Feast features traditions for all ages
Last weekend the Portuguese American Club in Oak Bluffs was alive with the sounds of upbeat music; aromas of spicy sopa, marinated pork, and crisp fried dough; a crowd of happy revelers; and David Araujo's familiar voice coaxing bids for gargantuan lobsters and big rounds of Portuguese Sweet Bread. It was the Feast of the Holy Ghost, the traditional event that Islanders look forward to all year.
The noisy Saturday festivities and the mellow Sunday program with its parade, blessing of the crown, colorful folk dancers, and sopa free for everyone in honor of Queen Isabella of Portugal are all favorite parts of the two-day feast that began in 1941, soon after the Oak Bluffs clubhouse was built.
Tricia Bergeron, Madron or organizer of the feast and club president, said that the event is a true team effort. "There are a lot of volunteers and I can't thank them enough for what they do," she said. "There are dedicated ones who do it every year. It's all of us who do it, not just me."
A spirited affair where adult Islanders can put their work and worries aside for two carefree days, the event is a magical fun-fest for children too. Grown-ups head to the food tents, raffle tables, or to the bar for a cold beer to enjoy on the warm evening, or just sit under the big tent to socialize and watch. But kids make a beeline for the game booths where they know the real fun and excitement are.
"Everyone goes away a winner!" promised Ray Blanchette, a game volunteer. "All the kids walk away happy with a smile on their face."
This year the games were in a new location, under a tent behind the main festival. Volunteers could hear sounds of music and auction bidding while keeping young patrons busy.
"The guys who built the booths busted their chops big time," said a grateful Linda Wood who has organized the games for the past three years. "They did that all in two days."
"Are you going to try?" Arthur Ferro gently encouraged a little girl in a plaid dress and sparkly flip-flops, as she accepted three darts and tried to hit the elusive little gold crown that was surrounded by silver ones on the board. "You win an alien paddle ball!" he announced as she went off with her prize.
"Here come the pros, they want the skateboard," Mr. Ferro laughed as two older boys approached. He laughed that the only two skateboards he'd given away so far were both to girls who hit the small gold crown when their boyfriends missed.

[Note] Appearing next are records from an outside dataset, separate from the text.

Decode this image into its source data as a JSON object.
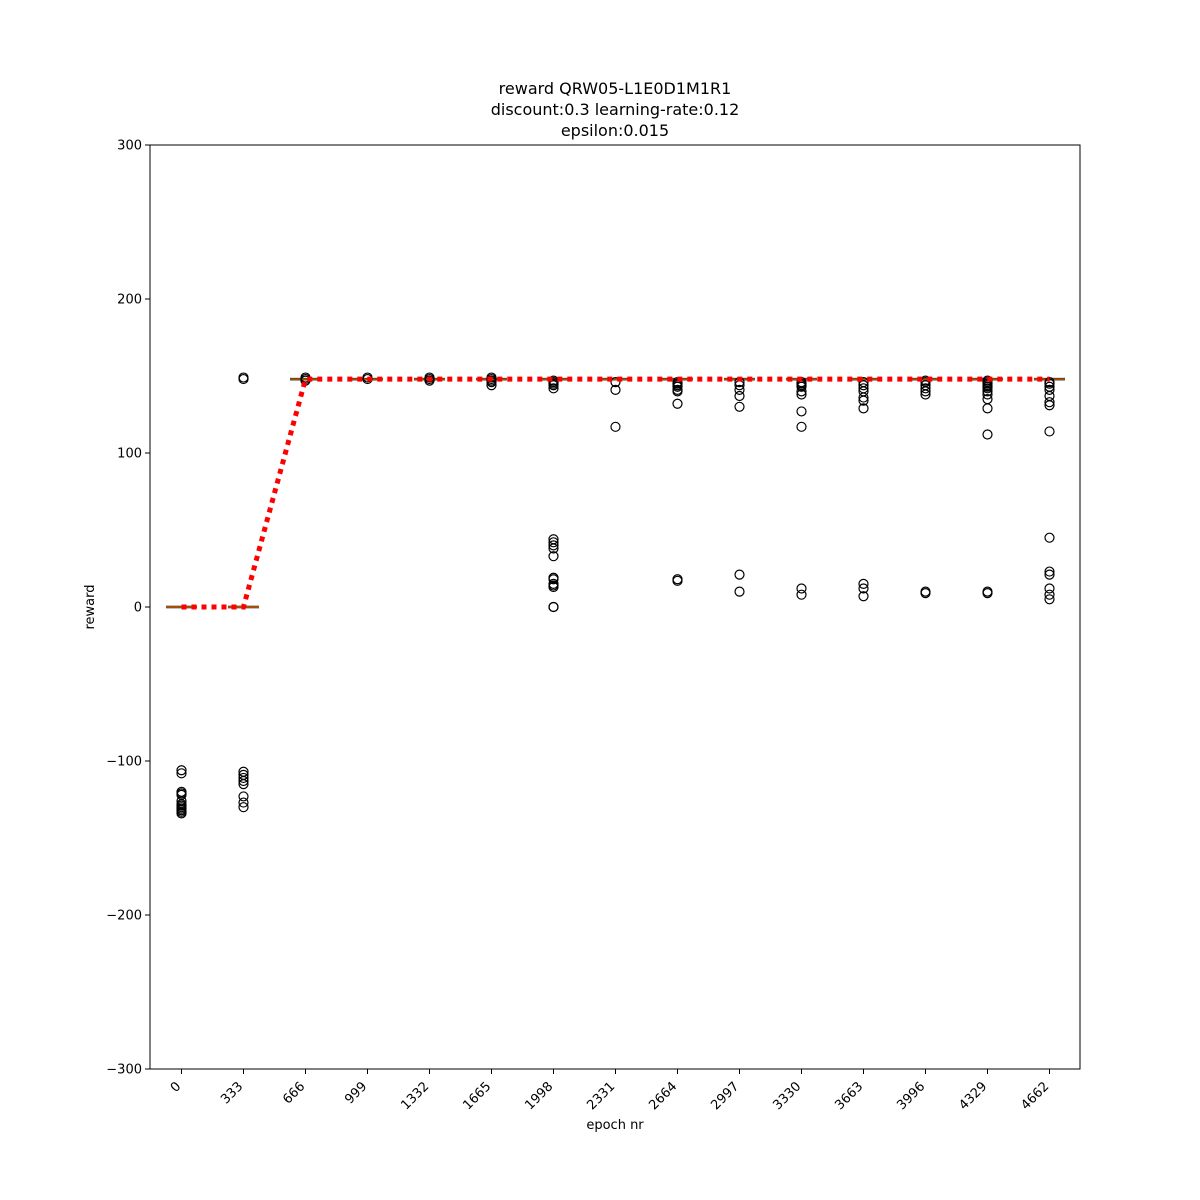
{
  "chart_data": {
    "type": "box",
    "title_lines": [
      "reward QRW05-L1E0D1M1R1",
      "discount:0.3 learning-rate:0.12",
      "epsilon:0.015"
    ],
    "xlabel": "epoch nr",
    "ylabel": "reward",
    "ylim": [
      -300,
      300
    ],
    "yticks": [
      -300,
      -200,
      -100,
      0,
      100,
      200,
      300
    ],
    "categories": [
      "0",
      "333",
      "666",
      "999",
      "1332",
      "1665",
      "1998",
      "2331",
      "2664",
      "2997",
      "3330",
      "3663",
      "3996",
      "4329",
      "4662"
    ],
    "medians": [
      0,
      0,
      148,
      148,
      148,
      148,
      148,
      148,
      148,
      148,
      148,
      148,
      148,
      148,
      148
    ],
    "mean_line": [
      0,
      0,
      148,
      148,
      148,
      148,
      148,
      148,
      148,
      148,
      148,
      148,
      148,
      148,
      148
    ],
    "outliers": [
      [
        -106,
        -108,
        -120,
        -121,
        -122,
        -126,
        -128,
        -129,
        -130,
        -131,
        -132,
        -133,
        -134
      ],
      [
        148,
        149,
        -107,
        -109,
        -111,
        -113,
        -115,
        -123,
        -127,
        -130
      ],
      [
        147,
        148,
        149
      ],
      [
        148,
        149
      ],
      [
        147,
        148,
        149
      ],
      [
        144,
        146,
        147,
        148,
        149
      ],
      [
        0,
        0,
        13,
        14,
        15,
        18,
        19,
        33,
        38,
        40,
        42,
        44,
        142,
        144,
        145,
        146,
        147
      ],
      [
        117,
        141,
        146
      ],
      [
        17,
        18,
        132,
        140,
        141,
        143,
        144,
        145,
        146
      ],
      [
        10,
        21,
        130,
        137,
        141,
        144,
        146
      ],
      [
        8,
        12,
        117,
        127,
        138,
        140,
        143,
        144,
        145,
        146
      ],
      [
        7,
        12,
        15,
        129,
        134,
        136,
        140,
        142,
        144,
        146
      ],
      [
        9,
        10,
        138,
        140,
        142,
        144,
        146,
        147
      ],
      [
        9,
        10,
        112,
        129,
        135,
        138,
        140,
        142,
        143,
        144,
        145,
        146,
        147
      ],
      [
        5,
        8,
        12,
        21,
        23,
        45,
        114,
        131,
        133,
        137,
        141,
        143,
        145,
        146
      ]
    ],
    "colors": {
      "mean_line": "#ff0000",
      "median": "#ff7f0e",
      "box": "#000000",
      "outlier": "#000000"
    },
    "grid": false,
    "legend": "none"
  }
}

Next door, volunteers cheered the kids tossing small balls onto a table painted with colored circles to win tiny trinkets and grander prizes. Inflatables from lobsters to swords, King Kongs to red racecars, hung in a tantalizing display, captivating even the youngest children. Rubber ducklings bobbed happily in water at the third booth. Youngsters plucked them out to discover their prize. Elissa Decosta and Amber Willoughby, both 10, just opted for dunking their hands in the water.
"Whoops, it's a ducky jam up!" laughed Mike Delis, a club board member.
In his Ellsbury Red Sox shirt, nine-year old Anthony Cimeno had won an inflatable sofa but was determined to add a blown-up lobster to his haul. Ms. Wood orders early from off-Island carny suppliers so there will be enough bubbles, poppers, noisemakers, goofy hats, hula hoops and Mardi Gras beads for all.
Kaylee Tebo, nine, was throwing darts, determined to win a lava lamp. Ten-year-old Tabitha Oliver admitted she had "no clue" how many times she had played the dart game, her favorite.
On Sunday afternoon, youngsters including Katy Smith, 13, and William MacDonald got to help behind the counters, handing out prizes to lucky contestants. According to Ms. Bergeron, working at the game booths is a coveted job for young feastgoers.
"The kids do a great job," said club member Melinda Sylvia, who has volunteered at the games for many years. "It's for the kids and I love it. I like seeing the kids all excited when they win a prize."